Andrew Derbyshire, the former Robert Matthew Johnson-Marshall & Partners (RMJM) chief and one of only a handful of architects to by knighted, has died aged 92
A major figure within the RIBA for many years - he was elected senior vice President in 1981 - Derbyshire worked at RMJM for nearly four decades.
While at the practice he famously worked on the campus for the University of York (1961–1989), a period he described as the ’happiest ten years’ of his life.
Derbyshire, the father of HTA managing partner Ben Derbyshire, was born in Sheffield in 1923 and originally studied natural sciences at Queen’s Cambridge, graduating during the Second World War.
After serving with the Admiralty Scientific Service as an experimental officer (1944-46), he retrained as an architect and completed his studies at the Architectural Association in 1951.
He then spent two years at Farmer & Dark with John Voelcker and Frank Dark working on a prefabricated design for Marchwood power station in aluminium, glass and steel. He was sacked for advising the client that positioning the substation downwind of the smoke stack would cause deterioration of the insulation.
From there Derbyshire returned north to work at the West Riding County Architects Department under Hubert Bennett, the county architect, where he designed a kit-of-parts construction system for schools in wood and steel.
He later became deputy city architect to J Lewis Womersley in Sheffield (1955-61) where he designed the city’s now-demolished Castle Hill Market.
From 1961 he worked at RMJM in London, where he undertook the York University Development Plan. He was taken into partnership in 1964, became chairman in 1983 and president in 1989. He retired in 1998 and RMJM was sold to the Morrison family.
Central Hall, University of York (RMJM) - 1967
According to his son, the practice’s ’subsequent decline and fall and eventual insolvency in 2012 were a source of considerable distress’ to him.
Derbyshire was knighted in 1986 and during his retirement ’earned pocket money as a specialist consultant advising on immunity for listing of post war buildings’.
In his later years Derbyshire was dragged into a £1.2million court case over alleged asbestos poisoning along with former RMJM Scotland partner Vernon Lee.
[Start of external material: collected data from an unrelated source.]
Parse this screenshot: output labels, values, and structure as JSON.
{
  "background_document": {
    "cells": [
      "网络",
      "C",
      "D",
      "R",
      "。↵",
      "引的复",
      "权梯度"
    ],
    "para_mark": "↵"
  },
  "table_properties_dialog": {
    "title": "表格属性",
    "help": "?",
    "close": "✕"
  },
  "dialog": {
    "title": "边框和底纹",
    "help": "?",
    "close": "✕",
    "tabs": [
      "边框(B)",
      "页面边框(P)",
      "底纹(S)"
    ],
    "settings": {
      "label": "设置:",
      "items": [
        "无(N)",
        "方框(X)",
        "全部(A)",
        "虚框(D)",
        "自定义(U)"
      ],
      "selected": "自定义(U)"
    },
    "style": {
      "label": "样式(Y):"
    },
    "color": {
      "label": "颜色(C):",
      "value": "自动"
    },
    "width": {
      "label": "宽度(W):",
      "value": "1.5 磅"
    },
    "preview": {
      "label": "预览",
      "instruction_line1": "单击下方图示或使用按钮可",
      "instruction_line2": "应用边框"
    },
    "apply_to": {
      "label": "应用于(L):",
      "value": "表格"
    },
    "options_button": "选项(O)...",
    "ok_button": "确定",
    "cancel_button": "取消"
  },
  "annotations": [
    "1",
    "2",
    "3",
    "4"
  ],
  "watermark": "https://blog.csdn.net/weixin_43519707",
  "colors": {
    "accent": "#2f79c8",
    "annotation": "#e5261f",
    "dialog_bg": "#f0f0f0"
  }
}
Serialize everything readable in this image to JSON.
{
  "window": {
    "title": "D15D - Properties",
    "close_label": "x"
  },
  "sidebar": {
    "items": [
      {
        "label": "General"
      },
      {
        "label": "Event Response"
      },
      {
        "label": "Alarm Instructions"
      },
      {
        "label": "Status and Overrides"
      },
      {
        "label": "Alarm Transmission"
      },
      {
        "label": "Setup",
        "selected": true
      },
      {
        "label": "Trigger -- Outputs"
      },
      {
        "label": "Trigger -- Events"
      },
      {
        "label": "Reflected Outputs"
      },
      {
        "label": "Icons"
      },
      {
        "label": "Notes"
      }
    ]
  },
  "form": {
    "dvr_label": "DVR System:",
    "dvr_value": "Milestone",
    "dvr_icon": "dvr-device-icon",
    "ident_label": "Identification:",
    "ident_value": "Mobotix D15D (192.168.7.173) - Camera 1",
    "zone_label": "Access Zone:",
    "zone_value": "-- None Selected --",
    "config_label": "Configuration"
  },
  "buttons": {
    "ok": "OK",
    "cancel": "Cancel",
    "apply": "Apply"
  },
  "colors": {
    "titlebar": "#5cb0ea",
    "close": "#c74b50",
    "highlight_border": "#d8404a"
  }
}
Both were absolved in May 2014 (AJ 09.05.14).
His involvement with the RIBA began when he was elected to council in 1960. Two years later Derbyshire contributed to the RIBA Office Survey, The Architect and his Office, from which the RIBA’s long-standing Plan of Work was derived. In 1981 he missed out on becoming RIBA president, losing following a membership-wide election to Owen Luder.
He is survived by his widow ’Lady Lily’, three children, five grandchildren, two great grandchildren and three step-grandchildren.
Derbyshire - in his own words:
On his childhood
’I was born and bred in Chesterfield, in Derbyshire. It was a wonderful place to be because it was sandwiched between the Peaks and great houses, like Chatsworth, and the coal fields to the east, and the iron works. And so I was at a meeting point of the humanities and science, if you like, as a child. And it’s never occurred to me before but that may well be the source of this feeling I had – a very strong feeling that art and science had to combine.’
On the profession
’I don’t think architecture is a viable skill on its own, I never have. A lot of people, particularly overseas clients and multi-nationals, are looking for one man to talk to – one leader. It does not matter whether he is an architect, so long as he is a good leader. He needs the power to get the resources the client wants to see and he needs to command the respect of the team. When it works, it works really well, and we beat the lot.
‘What depresses me infinitely is that we seem to have moved hardly at all towards getting the design skills together, getting the professional institutes together, and getting the designers and constructors together. All this internecine struggle is very destructive. We ought to stop it.
‘This business of turning architecture into theatrical design is very, very dangerous. They’re going to unemployable, poor things – except as set designers. This isn’t architecture as I know it. Architecture is a synthesis between art and science if it’s anything – and if it isn’t, it doesn’t exist.’
’I think people…..are attracted to the idea of social architecture which emerges from the place….and the people, the users and the particular characteristics of the design team. That produces a unique product for the location and that is why our buildings are all different.
’I’ve been lucky, I suppose, in working for clients who believed in collaboration.
’I have tried to make buildings easy to understand and comfortable, adding to their occupants’ welfare.’
’One of the things I was hoping to do as President of the RIBA was to try and extend the membership of the institute to people who wanted to join an organisation devoted to building design. No single skill is going to do anything with the industry on its own. We have to do it collectively.”
‘We architects have got to reform our concept of professionalism. If we don’t make certain changes….. we shall progressively forfeit the limited powers which we’re allowed at present to help shape the physical environment… I’m not saying architects are responsible for the mess we’re in, and even less that we have all the answers and only have to be asked to rescue the world. But I think we’ve got to accept a large measure of responsibility for the environmental crisis, and I believe that, given the freedom to do it, we are uniquely equipped to a play a leading part in the solution.’